The affluent Karen neighbourhood is set to get a mega Sh4 billion shopping mall that on completion will be Kenya’s second biggest after Thika Road’s Garden City.
The shopping mall, whose construction started in July, will sit on a 20-acre land near the Karen shopping centre.
The commercial complex will comprise specialist shops, a “green supermarket”, 2,000 square metres central open space (community and social space), a blend of leisure options such as cinema, gym, spa, jogging track, lake with fishing activities, orchid garden and extensive green areas, amphitheater, over 1,000 vehicle parking slots “among others,” according to documents seen by the Business Daily.
A consortium of investors called Azalea Holdings is behind the project dubbed the Hub Karen.
“The Hub Karen is a two phase project, with the completion of phase one estimated by the third quarter of 2015. The first phase will offer 30,000 square meters of gross leasable area on two levels of retail,” said the firm in a statement.
The second phase is planned for completion in 2018.
The investors have lined up mix of debt and equity to finance the project. Its estimated size and the project value makes it one of the biggest shopping malls in Nairobi.
The first phase, which will be 30,000 square metres of available space, is equivalent to Sarit Centre and is larger than the Junction Mall which measures 26,000 square meters. It will also sit on bigger land than the nearby Galleria Mall’s 12 acres.
The first phase is also nearly as big as the Garden City Mall’s first phase which will cover 35,800 square metres. Garden City, which is being developed by private equity firm Actis, is set to be the largest shopping mall is East and Central Africa and will occupy 50,000 square meters.
Azalea did not mention the size of the second phase.
The Hub is targeting to be the centre for Karen area of Nairobi and is also targeting foreign visitors.
“Being close to the southern bypass it is easily accessible for both international and domestic tourists and brings a new dynamism to the area, positively impacting the community infrastructure,” said developers.
Knight Frank, the leasing agent for the Karen Hub said that despite the increase in the number of large shopping malls, demand for space is growing due to the growing mall culture and an unforeseen shortage.
Knight Frank chief executive Ben Woodhams said that the Westgate Mall terrorist attack of September 21 had created demand from retailers who want to replace outlets that were big revenue drivers.

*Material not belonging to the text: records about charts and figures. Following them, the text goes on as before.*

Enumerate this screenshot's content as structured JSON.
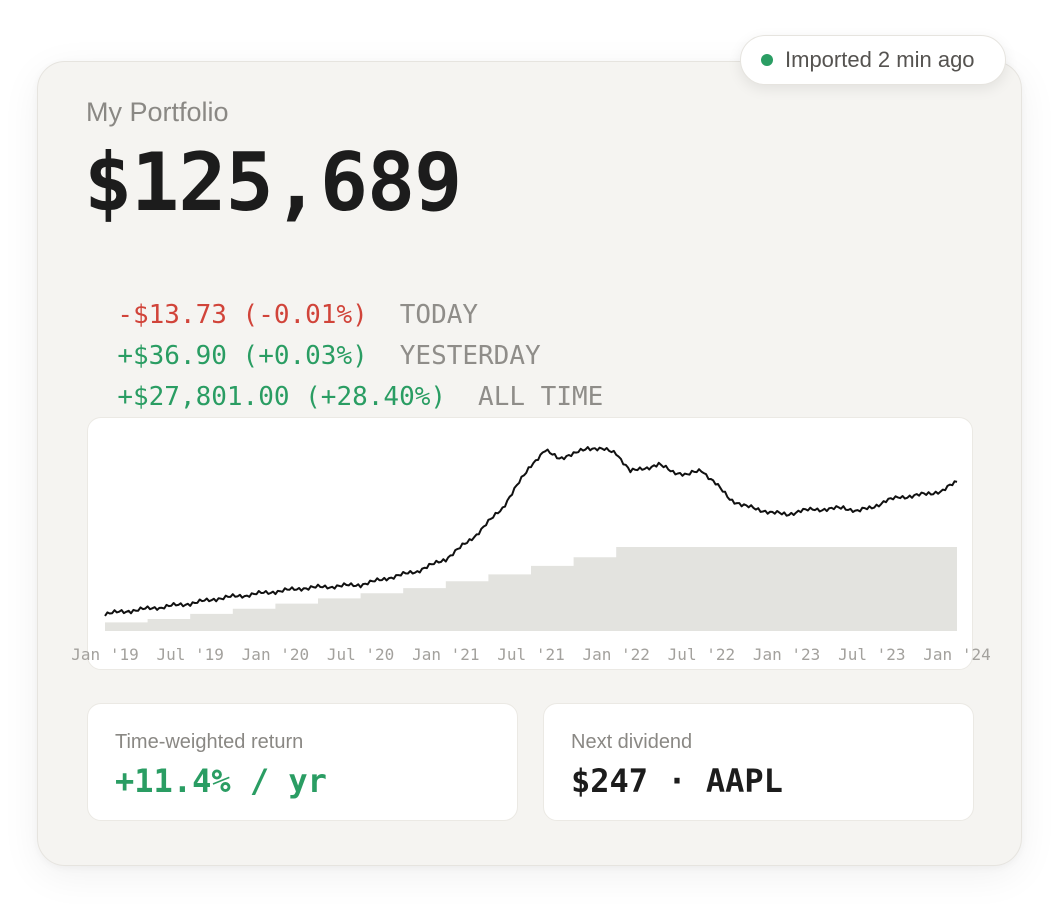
{
  "import_status": {
    "text": "Imported 2 min ago",
    "dot_color": "#2a9d63"
  },
  "portfolio": {
    "title": "My Portfolio",
    "balance": "$125,689"
  },
  "changes": [
    {
      "amount": "-$13.73 (-0.01%)",
      "period": "TODAY",
      "direction": "negative"
    },
    {
      "amount": "+$36.90 (+0.03%)",
      "period": "YESTERDAY",
      "direction": "positive"
    },
    {
      "amount": "+$27,801.00 (+28.40%)",
      "period": "ALL TIME",
      "direction": "positive"
    }
  ],
  "chart_data": {
    "type": "line",
    "x_tick_labels": [
      "Jan '19",
      "Jul '19",
      "Jan '20",
      "Jul '20",
      "Jan '21",
      "Jul '21",
      "Jan '22",
      "Jul '22",
      "Jan '23",
      "Jul '23",
      "Jan '24"
    ],
    "x_range": [
      "2019-01",
      "2024-01"
    ],
    "grid": false,
    "series": [
      {
        "type": "line",
        "color": "#111111",
        "x": [
          "2019-01",
          "2019-03",
          "2019-05",
          "2019-07",
          "2019-09",
          "2019-11",
          "2020-01",
          "2020-03",
          "2020-05",
          "2020-07",
          "2020-09",
          "2020-11",
          "2021-01",
          "2021-03",
          "2021-05",
          "2021-07",
          "2021-08",
          "2021-09",
          "2021-10",
          "2021-11",
          "2021-12",
          "2022-01",
          "2022-02",
          "2022-03",
          "2022-04",
          "2022-05",
          "2022-06",
          "2022-07",
          "2022-08",
          "2022-09",
          "2022-10",
          "2022-11",
          "2022-12",
          "2023-01",
          "2023-02",
          "2023-03",
          "2023-04",
          "2023-05",
          "2023-06",
          "2023-07",
          "2023-08",
          "2023-09",
          "2023-10",
          "2023-11",
          "2023-12",
          "2024-01"
        ],
        "values": [
          10,
          12,
          14,
          16,
          19,
          21,
          23,
          25,
          26,
          27,
          31,
          35,
          42,
          55,
          72,
          97,
          105,
          101,
          103,
          107,
          106,
          104,
          93,
          95,
          97,
          93,
          91,
          94,
          86,
          77,
          73,
          71,
          69,
          68,
          70,
          71,
          71,
          72,
          70,
          72,
          76,
          78,
          79,
          80,
          82,
          87
        ]
      },
      {
        "type": "step-area",
        "color": "#e3e3df",
        "x": [
          "2019-01",
          "2019-04",
          "2019-07",
          "2019-10",
          "2020-01",
          "2020-04",
          "2020-07",
          "2020-10",
          "2021-01",
          "2021-04",
          "2021-07",
          "2021-10",
          "2022-01",
          "2024-01"
        ],
        "values": [
          5,
          7,
          10,
          13,
          16,
          19,
          22,
          25,
          29,
          33,
          38,
          43,
          49,
          50
        ]
      }
    ]
  },
  "stats": {
    "twr": {
      "label": "Time-weighted return",
      "value": "+11.4% / yr"
    },
    "dividend": {
      "label": "Next dividend",
      "value": "$247 · AAPL"
    }
  }
}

“Following the Westgate attack there are many tenants who are looking for new outlets,” said Mr Woodhams.
Westgate Mall had 30,000 square metres and housed large retailers such as Nakumatt and chains such as Art Café who said that the attack destroyed their key outlets.

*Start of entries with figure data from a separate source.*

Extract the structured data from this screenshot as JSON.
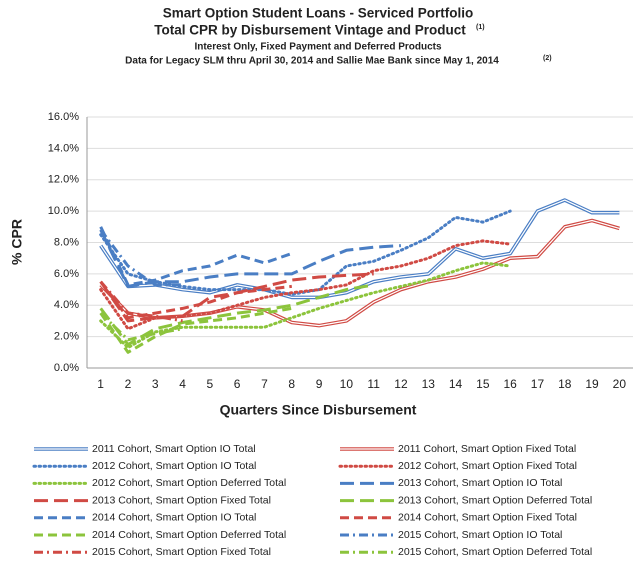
{
  "chart_data": {
    "type": "line",
    "title": "Smart Option Student Loans - Serviced Portfolio",
    "title2": "Total CPR by Disbursement Vintage and Product",
    "title2_note": "(1)",
    "subtitle": "Interest Only, Fixed Payment and Deferred Products",
    "subtitle2": "Data for Legacy SLM thru April 30, 2014 and Sallie Mae Bank since May 1, 2014",
    "subtitle2_note": "(2)",
    "xlabel": "Quarters Since Disbursement",
    "ylabel": "% CPR",
    "categories": [
      1,
      2,
      3,
      4,
      5,
      6,
      7,
      8,
      9,
      10,
      11,
      12,
      13,
      14,
      15,
      16,
      17,
      18,
      19,
      20
    ],
    "ylim": [
      0,
      16
    ],
    "yticks": [
      {
        "value": 0,
        "label": "0.0%"
      },
      {
        "value": 2,
        "label": "2.0%"
      },
      {
        "value": 4,
        "label": "4.0%"
      },
      {
        "value": 6,
        "label": "6.0%"
      },
      {
        "value": 8,
        "label": "8.0%"
      },
      {
        "value": 10,
        "label": "10.0%"
      },
      {
        "value": 12,
        "label": "12.0%"
      },
      {
        "value": 14,
        "label": "14.0%"
      },
      {
        "value": 16,
        "label": "16.0%"
      }
    ],
    "grid": true,
    "series": [
      {
        "name": "2011 Cohort, Smart Option IO Total",
        "color": "#4a7ec4",
        "dash": "double",
        "values": [
          7.8,
          5.2,
          5.3,
          5.0,
          4.8,
          5.3,
          5.0,
          4.5,
          4.5,
          4.8,
          5.5,
          5.8,
          6.0,
          7.6,
          7.0,
          7.3,
          10.0,
          10.7,
          9.9,
          9.9
        ]
      },
      {
        "name": "2011 Cohort, Smart Option Fixed Total",
        "color": "#d04a44",
        "dash": "double",
        "values": [
          5.3,
          3.5,
          3.2,
          3.3,
          3.5,
          3.9,
          3.7,
          2.9,
          2.7,
          3.0,
          4.2,
          5.0,
          5.5,
          5.8,
          6.3,
          7.0,
          7.1,
          9.0,
          9.4,
          8.9
        ]
      },
      {
        "name": "2012 Cohort, Smart Option IO Total",
        "color": "#4a7ec4",
        "dash": "dotted",
        "values": [
          8.5,
          6.0,
          5.5,
          5.2,
          5.0,
          5.0,
          5.0,
          4.7,
          5.0,
          6.5,
          6.8,
          7.5,
          8.3,
          9.6,
          9.3,
          10.0,
          null,
          null,
          null,
          null
        ]
      },
      {
        "name": "2012 Cohort, Smart Option Fixed Total",
        "color": "#d04a44",
        "dash": "dotted",
        "values": [
          5.0,
          2.5,
          3.2,
          3.3,
          3.5,
          4.0,
          4.5,
          4.8,
          5.0,
          5.3,
          6.2,
          6.5,
          7.0,
          7.8,
          8.1,
          7.9,
          null,
          null,
          null,
          null
        ]
      },
      {
        "name": "2012 Cohort, Smart Option Deferred Total",
        "color": "#8cc43c",
        "dash": "dotted",
        "values": [
          3.0,
          1.3,
          2.3,
          2.6,
          2.6,
          2.6,
          2.6,
          3.2,
          3.8,
          4.3,
          4.8,
          5.2,
          5.6,
          6.2,
          6.7,
          6.5,
          null,
          null,
          null,
          null
        ]
      },
      {
        "name": "2013 Cohort, Smart Option IO Total",
        "color": "#4a7ec4",
        "dash": "long",
        "values": [
          8.8,
          5.2,
          5.5,
          5.5,
          5.8,
          6.0,
          6.0,
          6.0,
          6.8,
          7.5,
          7.7,
          7.8,
          null,
          null,
          null,
          null,
          null,
          null,
          null,
          null
        ]
      },
      {
        "name": "2013 Cohort, Smart Option Fixed Total",
        "color": "#d04a44",
        "dash": "long",
        "values": [
          5.5,
          3.0,
          3.2,
          3.3,
          4.5,
          4.8,
          5.2,
          5.6,
          5.8,
          5.9,
          6.0,
          null,
          null,
          null,
          null,
          null,
          null,
          null,
          null,
          null
        ]
      },
      {
        "name": "2013 Cohort, Smart Option Deferred Total",
        "color": "#8cc43c",
        "dash": "long",
        "values": [
          3.8,
          1.5,
          2.5,
          2.9,
          3.2,
          3.5,
          3.7,
          4.0,
          4.5,
          5.0,
          5.3,
          null,
          null,
          null,
          null,
          null,
          null,
          null,
          null,
          null
        ]
      },
      {
        "name": "2014 Cohort, Smart Option IO Total",
        "color": "#4a7ec4",
        "dash": "dash",
        "values": [
          9.0,
          5.3,
          5.6,
          6.2,
          6.5,
          7.2,
          6.7,
          7.3,
          null,
          null,
          null,
          null,
          null,
          null,
          null,
          null,
          null,
          null,
          null,
          null
        ]
      },
      {
        "name": "2014 Cohort, Smart Option Fixed Total",
        "color": "#d04a44",
        "dash": "dash",
        "values": [
          5.5,
          3.2,
          3.5,
          3.8,
          4.2,
          4.8,
          5.0,
          5.2,
          null,
          null,
          null,
          null,
          null,
          null,
          null,
          null,
          null,
          null,
          null,
          null
        ]
      },
      {
        "name": "2014 Cohort, Smart Option Deferred Total",
        "color": "#8cc43c",
        "dash": "dash",
        "values": [
          3.5,
          1.0,
          2.0,
          2.8,
          3.0,
          3.2,
          3.5,
          3.8,
          null,
          null,
          null,
          null,
          null,
          null,
          null,
          null,
          null,
          null,
          null,
          null
        ]
      },
      {
        "name": "2015 Cohort, Smart Option IO Total",
        "color": "#4a7ec4",
        "dash": "dashdot",
        "values": [
          8.8,
          6.5,
          5.3,
          5.3,
          null,
          null,
          null,
          null,
          null,
          null,
          null,
          null,
          null,
          null,
          null,
          null,
          null,
          null,
          null,
          null
        ]
      },
      {
        "name": "2015 Cohort, Smart Option Fixed Total",
        "color": "#d04a44",
        "dash": "dashdot",
        "values": [
          5.5,
          3.5,
          3.3,
          3.0,
          null,
          null,
          null,
          null,
          null,
          null,
          null,
          null,
          null,
          null,
          null,
          null,
          null,
          null,
          null,
          null
        ]
      },
      {
        "name": "2015 Cohort, Smart Option Deferred Total",
        "color": "#8cc43c",
        "dash": "dashdot",
        "values": [
          3.5,
          1.8,
          2.2,
          2.5,
          null,
          null,
          null,
          null,
          null,
          null,
          null,
          null,
          null,
          null,
          null,
          null,
          null,
          null,
          null,
          null
        ]
      }
    ]
  }
}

Property managers have also said that investors have shown interest in retail space since it attracts higher rental yields than office, residential and industrial properties.
Data from Broll, a South African property management firm, says that in 2012 retail space attracted rent of up to $35 (Sh3,060) per square meter, higher than an equivalent office space which attracted rent of between $15 (Sh1,311) and $9(Sh787), while industrial space fetched the least at between $4.50 (Sh393) and $3(Sh262) per square metre.
These rates are attracting international investors. Stanlib, the asset management arm of South Africa’s Liberty Group, had previously said that it planned to invest as much as Sh5.2 billion in developing shopping malls in Kenya within the next two years.
Azalea Holdings’ environmental impact assessment to the National Environment Management Authority says in April says that the project will also include infrastructure that supports outdoor activities.